A Reason to Kill:

The underlying odor near my desk became a smell, then a reek, then and overwhelming stench. Back when it was an odor, I thought it was a misplaced miso soup cup that hadn’t been thrown away. As it got worse, I realized that even miso at it’s worst could not possibly smell like this. Upon further investigation, I discovered that the drinking fountain near my desk had become clogged at some point before someone tried to dump a latte in there 2 weeks before. Wanna know what a rotten latte smells like? Go kill a raccoon and a squirrel. Shove the squirrel up the raccoon’s ass and place it in 2 Hefty SteelSak garbage bags, seal well and place in the sun. After 4 weeks, go cut the bag open and breathe deeply. Don’t like the smell? Well, it isn’t anywhere near as bad as the smell that came out after they took the drinking fountain apart and started to snake out the plumbing in hopes of clearing the clog. No such luck. People tried to be helpful, one person even installed an automatic air freshener that dispensed the Tim Burton version of roses into my air (along with god only knows how many chemicals). I sat in a nasal wonderland of rotten latte, sewer gas, and Chemi-Rose. The drain isn’t fixed but the smell is waning (a little).

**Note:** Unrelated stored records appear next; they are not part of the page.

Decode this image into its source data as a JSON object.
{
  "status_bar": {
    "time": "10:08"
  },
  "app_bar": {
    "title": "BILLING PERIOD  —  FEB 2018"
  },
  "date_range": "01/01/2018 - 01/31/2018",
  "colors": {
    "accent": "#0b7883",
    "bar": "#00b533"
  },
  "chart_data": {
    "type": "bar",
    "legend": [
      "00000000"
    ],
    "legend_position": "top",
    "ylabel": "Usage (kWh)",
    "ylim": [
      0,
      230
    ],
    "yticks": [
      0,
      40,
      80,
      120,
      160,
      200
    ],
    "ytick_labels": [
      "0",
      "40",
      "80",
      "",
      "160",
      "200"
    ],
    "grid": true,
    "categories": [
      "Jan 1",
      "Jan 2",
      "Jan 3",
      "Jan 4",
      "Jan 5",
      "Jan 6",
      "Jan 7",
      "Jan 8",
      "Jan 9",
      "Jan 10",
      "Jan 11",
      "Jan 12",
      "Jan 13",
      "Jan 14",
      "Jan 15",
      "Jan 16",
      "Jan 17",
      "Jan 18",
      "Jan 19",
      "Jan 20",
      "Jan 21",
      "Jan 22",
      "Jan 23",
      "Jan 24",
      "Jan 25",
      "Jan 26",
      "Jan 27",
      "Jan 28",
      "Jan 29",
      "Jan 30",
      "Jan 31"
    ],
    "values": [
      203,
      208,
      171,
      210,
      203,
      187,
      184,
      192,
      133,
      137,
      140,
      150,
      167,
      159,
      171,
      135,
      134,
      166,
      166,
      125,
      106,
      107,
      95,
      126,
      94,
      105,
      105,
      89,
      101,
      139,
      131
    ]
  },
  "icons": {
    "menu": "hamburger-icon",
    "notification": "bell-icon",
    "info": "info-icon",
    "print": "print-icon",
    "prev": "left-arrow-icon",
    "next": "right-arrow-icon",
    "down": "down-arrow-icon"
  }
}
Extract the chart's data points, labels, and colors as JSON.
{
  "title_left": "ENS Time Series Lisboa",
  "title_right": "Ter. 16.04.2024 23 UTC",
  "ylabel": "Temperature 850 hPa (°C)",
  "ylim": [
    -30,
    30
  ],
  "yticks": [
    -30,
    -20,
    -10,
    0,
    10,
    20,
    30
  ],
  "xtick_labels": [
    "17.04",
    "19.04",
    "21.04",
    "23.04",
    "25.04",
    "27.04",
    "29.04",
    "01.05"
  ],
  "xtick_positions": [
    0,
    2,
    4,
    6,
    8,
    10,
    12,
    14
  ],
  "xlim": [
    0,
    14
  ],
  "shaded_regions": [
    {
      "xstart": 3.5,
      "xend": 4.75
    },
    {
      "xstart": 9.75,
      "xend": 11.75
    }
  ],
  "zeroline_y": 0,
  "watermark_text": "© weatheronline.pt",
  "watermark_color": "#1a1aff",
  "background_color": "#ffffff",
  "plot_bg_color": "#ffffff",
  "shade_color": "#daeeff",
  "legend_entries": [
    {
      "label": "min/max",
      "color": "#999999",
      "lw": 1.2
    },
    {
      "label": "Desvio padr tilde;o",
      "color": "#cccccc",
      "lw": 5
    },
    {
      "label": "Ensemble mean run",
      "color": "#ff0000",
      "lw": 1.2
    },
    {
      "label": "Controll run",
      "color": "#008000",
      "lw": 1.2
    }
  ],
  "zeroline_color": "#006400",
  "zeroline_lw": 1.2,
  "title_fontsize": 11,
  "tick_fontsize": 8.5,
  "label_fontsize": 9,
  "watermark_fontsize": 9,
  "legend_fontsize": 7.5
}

I was just handwriting something and I wrote the ‘S’ backwards! Just shoot me now and get it over with.
On a similar note, I am constantly typing ‘I’ and ‘O’ in place of their numerical equivalent.


Watched the NBC show ‘Ed’ last night. I was so entranced by boredom that when I had to vomit in disgust over the lameness of the show, I forgot to open my mouth. As a result my brain is covered in chunks of homemade chicken pot pie.